Yesterday we saw the annual report out of General Electric Co. (NYSE: GE), along with the letter from CEO Jeff Immelt. While we noted many issues that were broken down by segment with recent growth initiatives, there was one area noting the malaise in the current credit markets. Immelt noted that GE has no exposure to losses to CDO’s and SIV’s.
But here is where it gets interesting. Immelt noted, "We have retained a Triple-A rated balance sheet and generate substantial cash flow, so we can invest while others pull back." This was listed in the same area as the financial aspects of the business, so it would be interesting to know if GE wants to pick diamonds out of all the dirt that has been out. Additionally, Immelt noted that GE’s pension plans have $67 Billion of assets, with a surplus of $15 Billion.

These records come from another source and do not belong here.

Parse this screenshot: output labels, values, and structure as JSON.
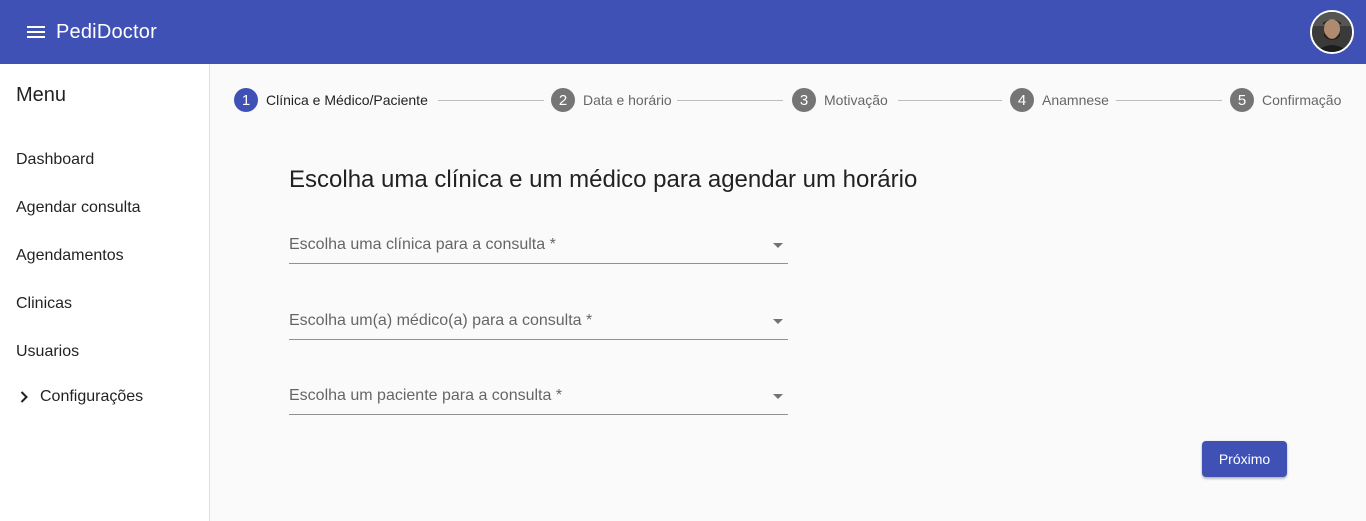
{
  "app": {
    "title": "PediDoctor"
  },
  "sidebar": {
    "title": "Menu",
    "items": [
      {
        "label": "Dashboard"
      },
      {
        "label": "Agendar consulta"
      },
      {
        "label": "Agendamentos"
      },
      {
        "label": "Clinicas"
      },
      {
        "label": "Usuarios"
      },
      {
        "label": "Configurações",
        "expandable": true
      }
    ]
  },
  "stepper": {
    "active_step": 1,
    "steps": [
      {
        "number": "1",
        "label": "Clínica e Médico/Paciente"
      },
      {
        "number": "2",
        "label": "Data e horário"
      },
      {
        "number": "3",
        "label": "Motivação"
      },
      {
        "number": "4",
        "label": "Anamnese"
      },
      {
        "number": "5",
        "label": "Confirmação"
      }
    ]
  },
  "form": {
    "title": "Escolha uma clínica e um médico para agendar um horário",
    "clinic_select": {
      "placeholder": "Escolha uma clínica para a consulta *"
    },
    "doctor_select": {
      "placeholder": "Escolha um(a) médico(a) para a consulta *"
    },
    "patient_select": {
      "placeholder": "Escolha um paciente para a consulta *"
    },
    "next_label": "Próximo"
  },
  "colors": {
    "primary": "#3f51b5",
    "step_inactive": "#757575"
  },
  "icons": {
    "menu": "menu-icon",
    "chevron": "chevron-right-icon",
    "dropdown": "dropdown-arrow-icon"
  }
}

If the company wants to use its surpluses, it could create an entity that could act as a serious vulture fund if it wanted to. Obviously it can’t go plunk down all of its surpluses and capital, but it could create an entity that could invest "very selectively" in distressed assets that may have a significant payoff down the road. Having one entity that it owns or even that it partners with wouldn’t jeopardize its Triple-A rating as long as it isn’t too aggressive and isn’t too large. With roughly a $340 Billion market cap, the question would ultimately boil down to how large an entity like that would have to be for it to be worth the time and effort.
Some people don’t like the vulture term, but it just so happens that we happen to like vultures despite any connotations. The company has its retail webcast today and we’ll be trying to get a question in around this.